Adolf Hitler (fourth from left) at the Volkswagen factory, 1938.
Adolf Hitler (center) looks at a model of the Volkswagen car with the designer (left).
On this day in 1937, the government of Germany–then under the control of
Adolf Hitler of the Nazi Party, formed a new state-owned automobile company,
Volkswagenwerk, or “The People’s Car Company.”

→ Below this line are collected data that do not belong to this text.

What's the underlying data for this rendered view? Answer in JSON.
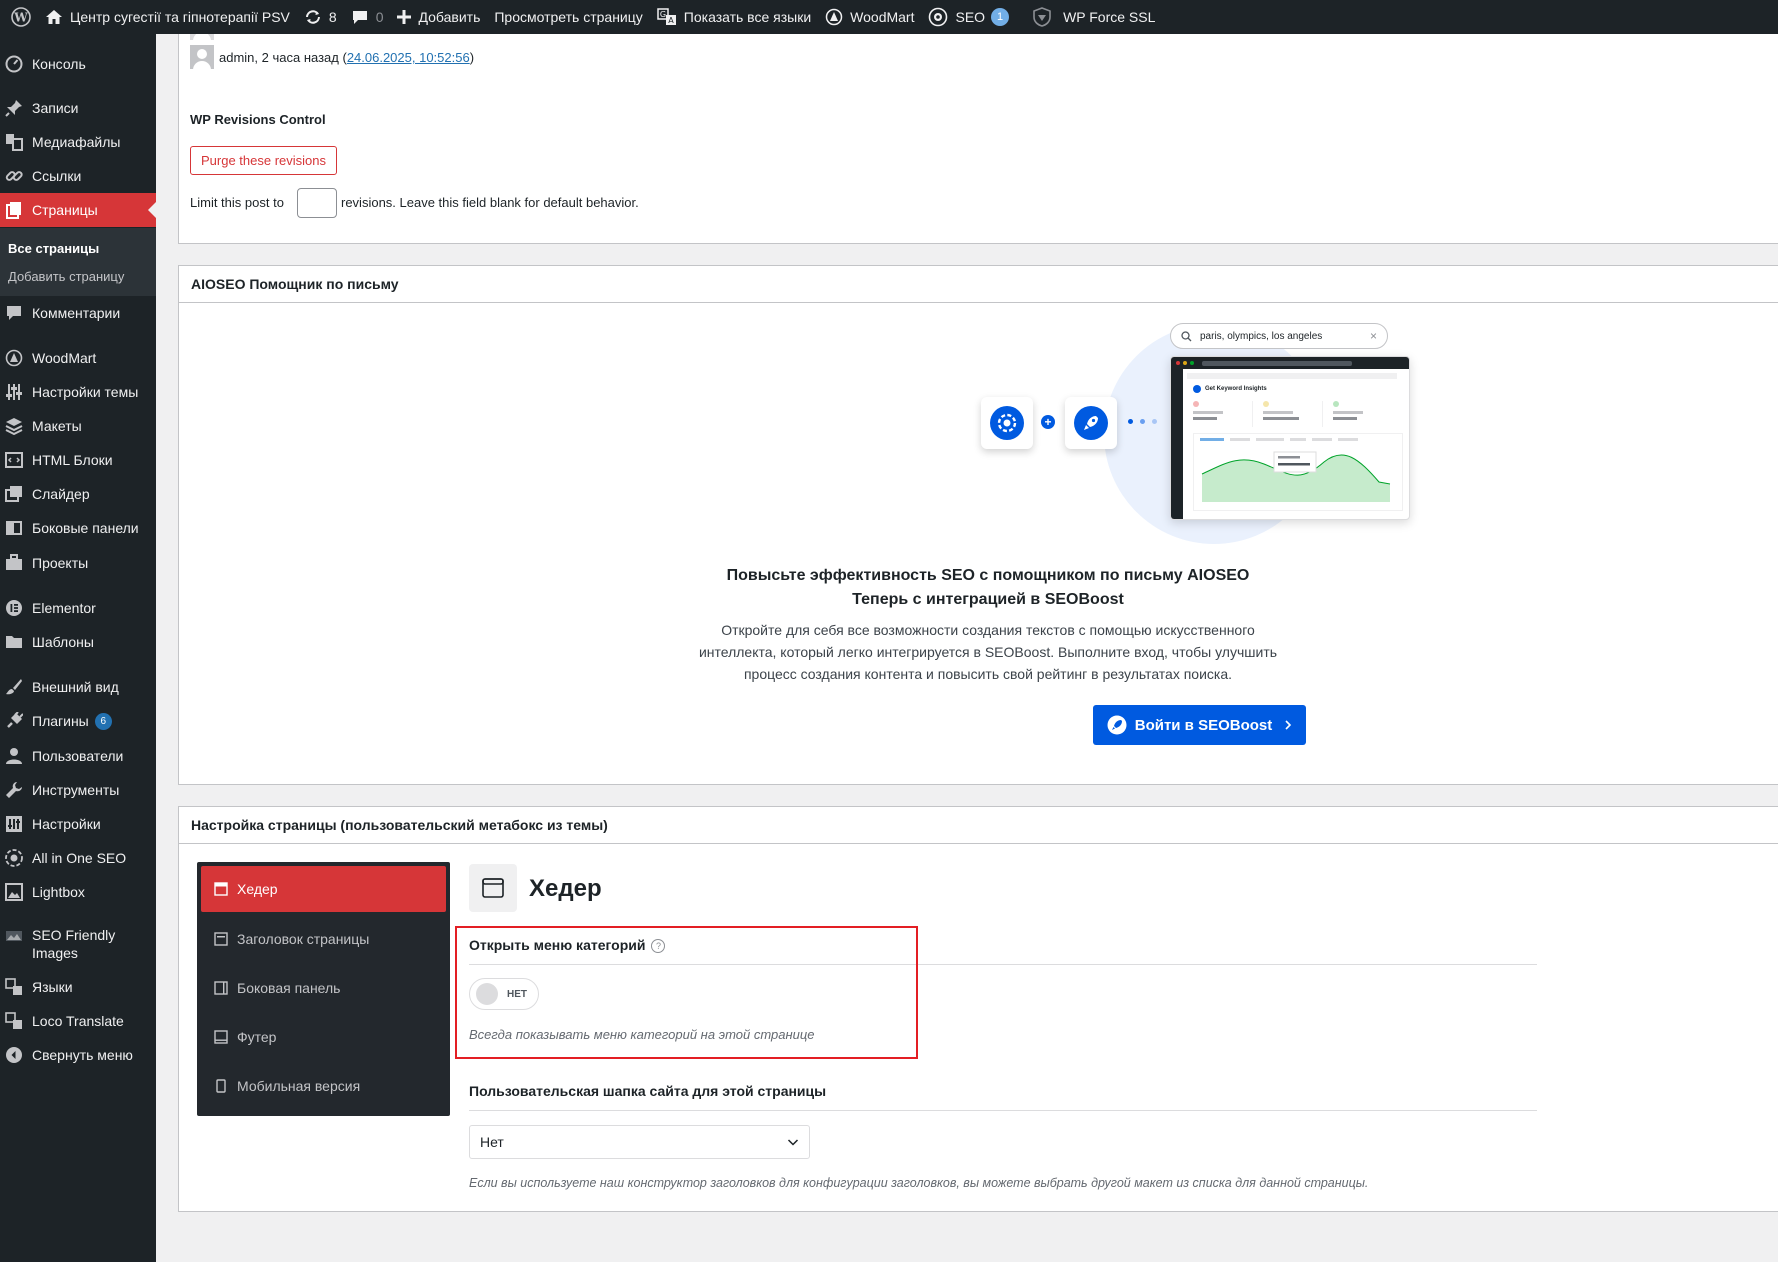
{
  "adminbar": {
    "site_name": "Центр сугестії та гіпнотерапії PSV",
    "updates_count": "8",
    "comments_count": "0",
    "add_new": "Добавить",
    "view_page": "Просмотреть страницу",
    "show_all_languages": "Показать все языки",
    "woodmart": "WoodMart",
    "seo": "SEO",
    "seo_badge": "1",
    "force_ssl": "WP Force SSL"
  },
  "sidebar": {
    "items": [
      {
        "label": "Консоль",
        "icon": "dashboard-icon"
      },
      {
        "label": "Записи",
        "icon": "pin-icon"
      },
      {
        "label": "Медиафайлы",
        "icon": "media-icon"
      },
      {
        "label": "Ссылки",
        "icon": "link-icon"
      },
      {
        "label": "Страницы",
        "icon": "pages-icon"
      },
      {
        "label": "Комментарии",
        "icon": "comment-icon"
      },
      {
        "label": "WoodMart",
        "icon": "woodmart-icon"
      },
      {
        "label": "Настройки темы",
        "icon": "sliders-icon"
      },
      {
        "label": "Макеты",
        "icon": "layers-icon"
      },
      {
        "label": "HTML Блоки",
        "icon": "html-icon"
      },
      {
        "label": "Слайдер",
        "icon": "slider-icon"
      },
      {
        "label": "Боковые панели",
        "icon": "sidebar-icon"
      },
      {
        "label": "Проекты",
        "icon": "briefcase-icon"
      },
      {
        "label": "Elementor",
        "icon": "elementor-icon"
      },
      {
        "label": "Шаблоны",
        "icon": "folder-icon"
      },
      {
        "label": "Внешний вид",
        "icon": "brush-icon"
      },
      {
        "label": "Плагины",
        "icon": "plugin-icon",
        "badge": "6"
      },
      {
        "label": "Пользователи",
        "icon": "user-icon"
      },
      {
        "label": "Инструменты",
        "icon": "wrench-icon"
      },
      {
        "label": "Настройки",
        "icon": "settings-icon"
      },
      {
        "label": "All in One SEO",
        "icon": "aioseo-icon"
      },
      {
        "label": "Lightbox",
        "icon": "lightbox-icon"
      },
      {
        "label": "SEO Friendly Images",
        "icon": "seo-images-icon"
      },
      {
        "label": "Языки",
        "icon": "translate-icon"
      },
      {
        "label": "Loco Translate",
        "icon": "loco-icon"
      },
      {
        "label": "Свернуть меню",
        "icon": "collapse-icon"
      }
    ],
    "submenu": {
      "all_pages": "Все страницы",
      "add_page": "Добавить страницу"
    }
  },
  "revisions": {
    "author_line": "admin, 2 часа назад (",
    "date_link": "24.06.2025, 10:52:56",
    "author_close": ")",
    "title": "WP Revisions Control",
    "purge_button": "Purge these revisions",
    "limit_prefix": "Limit this post to",
    "limit_suffix": "revisions. Leave this field blank for default behavior.",
    "limit_value": ""
  },
  "aioseo": {
    "header": "AIOSEO Помощник по письму",
    "search_text": "paris, olympics, los angeles",
    "mock_title": "Get Keyword Insights",
    "headline_1": "Повысьте эффективность SEO с помощником по письму AIOSEO",
    "headline_2": "Теперь с интеграцией в SEOBoost",
    "body_1": "Откройте для себя все возможности создания текстов с помощью искусственного",
    "body_2": "интеллекта, который легко интегрируется в SEOBoost. Выполните вход, чтобы улучшить",
    "body_3": "процесс создания контента и повысить свой рейтинг в результатах поиска.",
    "button": "Войти в SEOBoost"
  },
  "page_settings": {
    "header": "Настройка страницы (пользовательский метабокс из темы)",
    "tabs": [
      {
        "label": "Хедер",
        "icon": "header-icon"
      },
      {
        "label": "Заголовок страницы",
        "icon": "page-title-icon"
      },
      {
        "label": "Боковая панель",
        "icon": "sidebar-panel-icon"
      },
      {
        "label": "Футер",
        "icon": "footer-icon"
      },
      {
        "label": "Мобильная версия",
        "icon": "mobile-icon"
      }
    ],
    "section_title": "Хедер",
    "open_menu_label": "Открыть меню категорий",
    "toggle_value": "НЕТ",
    "open_menu_desc": "Всегда показывать меню категорий на этой странице",
    "custom_header_label": "Пользовательская шапка сайта для этой страницы",
    "custom_header_value": "Нет",
    "custom_header_desc": "Если вы используете наш конструктор заголовков для конфигурации заголовков, вы можете выбрать другой макет из списка для данной страницы."
  },
  "colors": {
    "accent_red": "#d63638",
    "aioseo_blue": "#005ae0",
    "admin_dark": "#1d2327",
    "highlight": "#e31e24"
  }
}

Originally operated by the German Labor Front, Volkswagen had its head
office in Wolfsburg, Germany. In addition to his ambitious campaign to build
a network of autobahns and limited access highways across Germany, Hitler’s
pet project was the development and mass production of an affordable yet still speedy vehicle that could sell for less than 1,000 Reich marks (about $140 at
the time). To provide the design for this “people’s car,” Hitler called in the
Austrian automotive engineer Ferdinand Porsche. However, soon after the
car was displayed for the first time at the Berlin Motor Show in 1939, World
War II began, and Volkswagen halted production. Volkswagen sales in the
United States were initially slower than in other parts of the world, due to the
car’s historic Nazi connections.
In 1959, the advertising agency Doyle Dane Bernbach launched a landmark campaign, dubbing the car the “Beetle.” Over the next several years, VW
became the top-selling auto import in the United States. In 1960, the German government sold 60 percent of Volkswagen’s stock to the public. The last
original Beetle rolled off the line in Puebla, Mexico, on July 30, 2003 (below).